Une naissance en Russie, un apprentissage à l’école talmudique et un départ à l’âge de 10 ans pour les États-Unis, où s’installe sa famille afin d’échapper aux pogroms. Est-ce cette enfance européenne qui fait de Mark Rothko (1903-1970) un intellectuel imprégné de la pensée de Nietzsche, de Freud et de Jung autant que de mythologie grecque ? Compagnon de route des expressionnistes abstraits, proche des surréalistes, il n’en voue pas moins une admiration sans bornes à Fra Angelico (1387- 1455) ou à Matisse, auquel il dédie d’ailleurs, en 1953, l’une de ses toiles (qui sera vendue 22,5 millions de dollars chez Christie’s, en 2005).

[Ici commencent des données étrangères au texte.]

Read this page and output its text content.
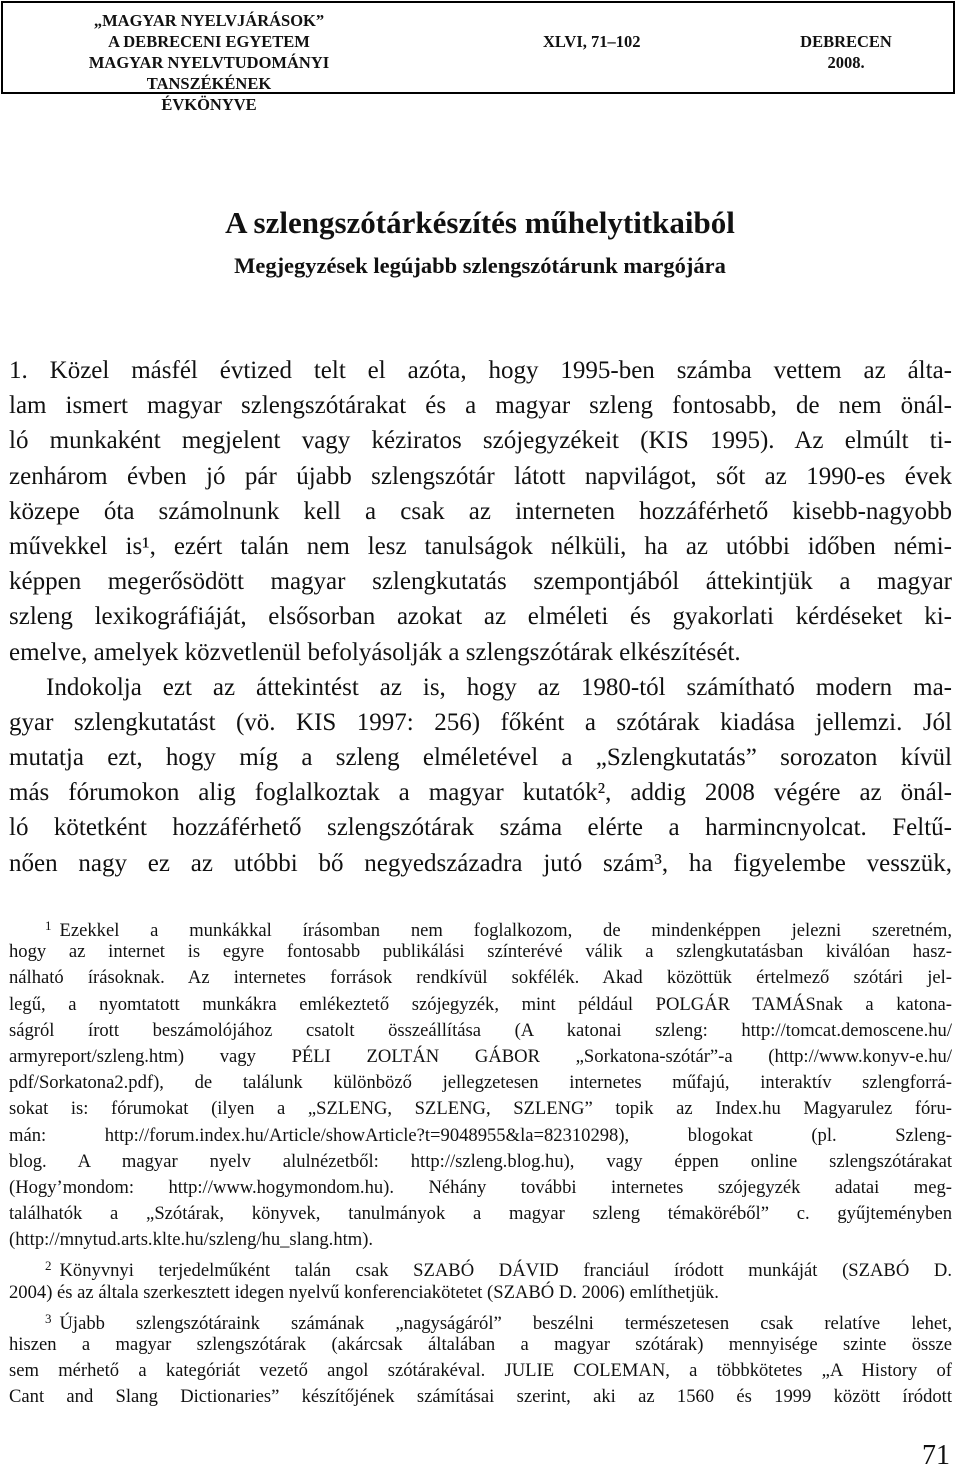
„MAGYAR NYELVJÁRÁSOK”
A DEBRECENI EGYETEM
MAGYAR NYELVTUDOMÁNYI TANSZÉKÉNEK
ÉVKÖNYVE
XLVI, 71–102	DEBRECEN
2008.
A szlengszótárkészítés műhelytitkaiból
Megjegyzések legújabb szlengszótárunk margójára
1. Közel másfél évtized telt el azóta, hogy 1995-ben számba vettem az álta-
lam ismert magyar szlengszótárakat és a magyar szleng fontosabb, de nem önál-
ló munkaként megjelent vagy kéziratos szójegyzékeit (KIS 1995). Az elmúlt ti-
zenhárom évben jó pár újabb szlengszótár látott napvilágot, sőt az 1990-es évek
közepe óta számolnunk kell a csak az interneten hozzáférhető kisebb-nagyobb
művekkel is¹, ezért talán nem lesz tanulságok nélküli, ha az utóbbi időben némi-
képpen megerősödött magyar szlengkutatás szempontjából áttekintjük a magyar
szleng lexikográfiáját, elsősorban azokat az elméleti és gyakorlati kérdéseket ki-
emelve, amelyek közvetlenül befolyásolják a szlengszótárak elkészítését.
Indokolja ezt az áttekintést az is, hogy az 1980-tól számítható modern ma-
gyar szlengkutatást (vö. KIS 1997: 256) főként a szótárak kiadása jellemzi. Jól
mutatja ezt, hogy míg a szleng elméletével a „Szlengkutatás” sorozaton kívül
más fórumokon alig foglalkoztak a magyar kutatók², addig 2008 végére az önál-
ló kötetként hozzáférhető szlengszótárak száma elérte a harmincnyolcat. Feltű-
nően nagy ez az utóbbi bő negyedszázadra jutó szám³, ha figyelembe vesszük,
$^1$ Ezekkel a munkákkal írásomban nem foglalkozom, de mindenképpen jelezni szeretném,
hogy az internet is egyre fontosabb publikálási színterévé válik a szlengkutatásban kiválóan hasz-
nálható írásoknak. Az internetes források rendkívül sokfélék. Akad közöttük értelmező szótári jel-
legű, a nyomtatott munkákra emlékeztető szójegyzék, mint például POLGÁR TAMÁSnak a katona-
ságról írott beszámolójához csatolt összeállítása (A katonai szleng: http://tomcat.demoscene.hu/
armyreport/szleng.htm) vagy PÉLI ZOLTÁN GÁBOR „Sorkatona-szótár”-a (http://www.konyv-e.hu/
pdf/Sorkatona2.pdf), de találunk különböző jellegzetesen internetes műfajú, interaktív szlengforrá-
sokat is: fórumokat (ilyen a „SZLENG, SZLENG, SZLENG” topik az Index.hu Magyarulez fóru-
mán: http://forum.index.hu/Article/showArticle?t=9048955&la=82310298), blogokat (pl. Szleng-
blog. A magyar nyelv alulnézetből: http://szleng.blog.hu), vagy éppen online szlengszótárakat
(Hogy’mondom: http://www.hogymondom.hu). Néhány további internetes szójegyzék adatai meg-
találhatók a „Szótárak, könyvek, tanulmányok a magyar szleng témaköréből” c. gyűjteményben
(http://mnytud.arts.klte.hu/szleng/hu_slang.htm).
$^2$ Könyvnyi terjedelműként talán csak SZABÓ DÁVID franciául íródott munkáját (SZABÓ D.
2004) és az általa szerkesztett idegen nyelvű konferenciakötetet (SZABÓ D. 2006) említhetjük.
$^3$ Újabb szlengszótáraink számának „nagyságáról” beszélni természetesen csak relatíve lehet,
hiszen a magyar szlengszótárak (akárcsak általában a magyar szótárak) mennyisége szinte össze
sem mérhető a kategóriát vezető angol szótárakéval. JULIE COLEMAN, a többkötetes „A History of
Cant and Slang Dictionaries” készítőjének számításai szerint, aki az 1560 és 1999 között íródott
71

D’abord inspiré par le métro new-yorkais ou par le bord de mer, il s’écarte brusquement des canons académiques de la figuration pour, écrit-il, « exprimer les émotions humaines fondamentales ». Son ambition : « …élever la peinture pour qu’elle soit aussi poignante que la musique et la poésie. »
Seule importe la couleur
Les compositions de Mark Rothko évoluent jusqu’à devenir de larges bandes colorées aux contours irréguliers, que le critique d’art américain Clement Greenberg dénomme la Color Field Painting. Seule importe la couleur, vectrice d’émotions. Néan- moins, l’artiste refuse d’être qualifié de « coloriste ». Il prévient : « À ceux qui pensent que mes peintures sont sereines, j’aimerais dire que j’ai emprisonné la violence la plus absolue dans chaque centimètre carré de leur surface. »
Mark Rothko, humaniste abstrait
D’ailleurs, dès la fin des années 50, il privilégie des tonalités plus sombres. En témoignent 14 toiles monochromes, teintées de violet-bleu, présentées dans la chapelle Rothko, à Houston. C’est le parcours artistique de cet « humaniste abstrait » que retrace cette exposition, qui se clôt sur la série des « Black and Grey » (1969-1970), une « cathédrale en noir et gris, déclare Suzanne Pagé, commissaire de cet événement, balisée de sculptures de Giacometti, artiste admiré dont il partageait, avec un doute taraudant, l’humanisme et la science de l’espace ».
> « Mark Rothko » à la Fondation Louis Vuitton, 8, avenue du Mahatma Gandhi, 75116 Paris (FR), jusqu’au 2 avril 2024.